9. Turn off auto-play

Auto-play is a waste of data traffic and, to rub salt in the wound, it provides a terrible user experience too. A more sustainable approach is to ask web designers to place an image on the page, so that the video only plays when users click on it. This tweak takes just three lines of JavaScript, but if just one in ten visitors clicks on the image this saves 1.67 grammes of CO2. After 100,000 visits, the site will have reduced the equivalent CO2 of a flight from Heathrow to Copenhagen, demonstrating the measurable difference that thoughtful web design can make to sustainability targets.

10. Ask about carbon-aware sites

Speaking at the Umbraco Spark innovation conference, Rick Butterfield, development team lead at Nexer Digital, advised, “We have lots of measures we can take as web designers, including building in dark mode, tracking the carbon usage, and building carbon-aware websites. The Green Software Foundation has come out with a Carbon Aware software development kit that allows developers to create software that does more when the electricity is from renewable sources and less when the electricity is from fossil fuels. Open APIs allow us to create this type of service for clients.”

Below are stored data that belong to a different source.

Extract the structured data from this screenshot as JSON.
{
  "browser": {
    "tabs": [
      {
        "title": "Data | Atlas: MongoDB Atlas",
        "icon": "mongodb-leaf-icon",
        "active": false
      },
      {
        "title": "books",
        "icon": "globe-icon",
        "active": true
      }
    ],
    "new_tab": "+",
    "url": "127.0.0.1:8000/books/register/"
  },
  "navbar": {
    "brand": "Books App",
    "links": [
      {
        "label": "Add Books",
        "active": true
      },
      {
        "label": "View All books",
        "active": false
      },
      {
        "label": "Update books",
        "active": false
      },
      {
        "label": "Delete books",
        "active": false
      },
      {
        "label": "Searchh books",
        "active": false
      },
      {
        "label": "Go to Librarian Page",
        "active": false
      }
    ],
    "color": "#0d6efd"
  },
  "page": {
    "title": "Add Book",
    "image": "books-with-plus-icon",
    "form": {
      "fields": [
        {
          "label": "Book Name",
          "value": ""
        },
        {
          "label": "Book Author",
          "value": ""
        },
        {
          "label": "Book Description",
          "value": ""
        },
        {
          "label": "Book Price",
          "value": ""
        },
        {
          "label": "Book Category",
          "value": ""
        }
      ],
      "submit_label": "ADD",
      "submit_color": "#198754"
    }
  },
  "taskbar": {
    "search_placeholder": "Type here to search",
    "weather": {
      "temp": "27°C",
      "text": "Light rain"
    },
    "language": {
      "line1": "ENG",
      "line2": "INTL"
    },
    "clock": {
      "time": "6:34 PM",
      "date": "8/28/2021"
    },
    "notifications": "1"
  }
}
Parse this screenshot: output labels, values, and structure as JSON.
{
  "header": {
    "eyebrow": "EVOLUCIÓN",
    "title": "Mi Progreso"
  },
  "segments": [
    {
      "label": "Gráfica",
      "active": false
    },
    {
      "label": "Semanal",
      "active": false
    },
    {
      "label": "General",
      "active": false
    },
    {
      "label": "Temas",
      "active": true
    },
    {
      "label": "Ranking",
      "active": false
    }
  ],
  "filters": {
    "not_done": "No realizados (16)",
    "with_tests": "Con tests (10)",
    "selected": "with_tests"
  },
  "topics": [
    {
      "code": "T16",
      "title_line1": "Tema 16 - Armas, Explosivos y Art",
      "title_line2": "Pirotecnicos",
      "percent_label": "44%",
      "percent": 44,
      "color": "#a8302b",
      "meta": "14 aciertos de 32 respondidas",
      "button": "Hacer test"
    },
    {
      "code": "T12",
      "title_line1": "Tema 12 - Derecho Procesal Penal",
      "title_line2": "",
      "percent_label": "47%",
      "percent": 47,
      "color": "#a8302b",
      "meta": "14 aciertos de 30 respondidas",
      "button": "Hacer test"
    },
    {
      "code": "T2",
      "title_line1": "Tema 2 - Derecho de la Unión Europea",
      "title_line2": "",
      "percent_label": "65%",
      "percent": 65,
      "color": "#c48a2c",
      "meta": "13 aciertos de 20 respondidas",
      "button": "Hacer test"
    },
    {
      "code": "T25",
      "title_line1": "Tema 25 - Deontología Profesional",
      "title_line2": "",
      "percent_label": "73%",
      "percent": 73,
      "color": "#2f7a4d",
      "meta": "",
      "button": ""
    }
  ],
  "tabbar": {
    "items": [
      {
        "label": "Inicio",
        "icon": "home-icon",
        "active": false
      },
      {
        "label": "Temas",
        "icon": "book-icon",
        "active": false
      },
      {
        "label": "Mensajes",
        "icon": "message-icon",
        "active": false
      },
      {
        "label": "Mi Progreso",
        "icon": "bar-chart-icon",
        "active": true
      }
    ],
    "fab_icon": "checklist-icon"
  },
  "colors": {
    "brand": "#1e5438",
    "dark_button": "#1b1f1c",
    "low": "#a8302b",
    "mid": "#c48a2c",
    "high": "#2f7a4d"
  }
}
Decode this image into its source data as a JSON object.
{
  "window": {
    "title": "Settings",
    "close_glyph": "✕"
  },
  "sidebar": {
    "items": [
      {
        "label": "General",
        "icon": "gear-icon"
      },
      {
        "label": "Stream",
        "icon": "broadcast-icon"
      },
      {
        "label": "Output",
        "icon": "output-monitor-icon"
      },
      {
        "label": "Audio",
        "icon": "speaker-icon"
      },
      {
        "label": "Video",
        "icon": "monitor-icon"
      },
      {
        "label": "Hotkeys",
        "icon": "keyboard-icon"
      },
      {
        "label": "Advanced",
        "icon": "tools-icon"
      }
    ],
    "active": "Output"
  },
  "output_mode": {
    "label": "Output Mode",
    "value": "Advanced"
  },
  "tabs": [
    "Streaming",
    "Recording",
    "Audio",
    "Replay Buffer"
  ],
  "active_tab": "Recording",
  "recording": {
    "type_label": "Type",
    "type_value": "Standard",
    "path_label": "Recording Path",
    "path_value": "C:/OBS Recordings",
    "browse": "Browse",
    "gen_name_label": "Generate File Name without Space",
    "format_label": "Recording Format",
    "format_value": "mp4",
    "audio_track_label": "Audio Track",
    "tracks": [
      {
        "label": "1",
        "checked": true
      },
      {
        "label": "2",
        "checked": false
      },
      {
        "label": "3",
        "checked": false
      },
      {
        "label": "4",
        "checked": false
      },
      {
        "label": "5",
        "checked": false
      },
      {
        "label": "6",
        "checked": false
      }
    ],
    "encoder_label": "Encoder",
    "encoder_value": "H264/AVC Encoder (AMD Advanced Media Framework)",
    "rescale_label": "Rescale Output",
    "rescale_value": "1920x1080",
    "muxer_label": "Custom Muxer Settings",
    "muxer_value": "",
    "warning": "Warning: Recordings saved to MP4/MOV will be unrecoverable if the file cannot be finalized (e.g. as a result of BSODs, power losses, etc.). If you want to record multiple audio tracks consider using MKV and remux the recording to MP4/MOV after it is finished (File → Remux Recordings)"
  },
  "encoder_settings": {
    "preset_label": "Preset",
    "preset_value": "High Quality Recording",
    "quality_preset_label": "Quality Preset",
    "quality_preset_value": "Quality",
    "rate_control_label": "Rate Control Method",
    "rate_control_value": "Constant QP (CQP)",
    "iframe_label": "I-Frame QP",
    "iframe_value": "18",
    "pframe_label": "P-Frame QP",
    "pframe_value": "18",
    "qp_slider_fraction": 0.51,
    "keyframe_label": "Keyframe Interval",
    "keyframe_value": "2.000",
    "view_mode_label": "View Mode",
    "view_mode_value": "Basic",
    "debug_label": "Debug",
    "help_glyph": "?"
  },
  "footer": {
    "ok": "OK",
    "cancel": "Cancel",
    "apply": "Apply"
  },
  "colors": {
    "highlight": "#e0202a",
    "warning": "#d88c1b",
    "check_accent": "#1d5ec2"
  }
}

The UK’s National Grid also has an Open API called the Carbon Intensity API that developers can build into products to allow users to see the carbon intensity of their local grid at that given moment and also predicted into the future. Hooking into that carbon intensity data allows organisations to do things differently on their websites. If carbon usage is high in your locality, websites can automatically be switched to dark mode, or videos can be prevented from playing. Finding out where the server is hosted also allows developers to do things differently.”

When planning your next website refresh, ask your web designers how they can make your site and mobile apps more sustainable. Optimising website performance consumes less energy and emits less CO2. Well-run websites tend to improve the user experience and increase conversion rates, so they’re better for business too.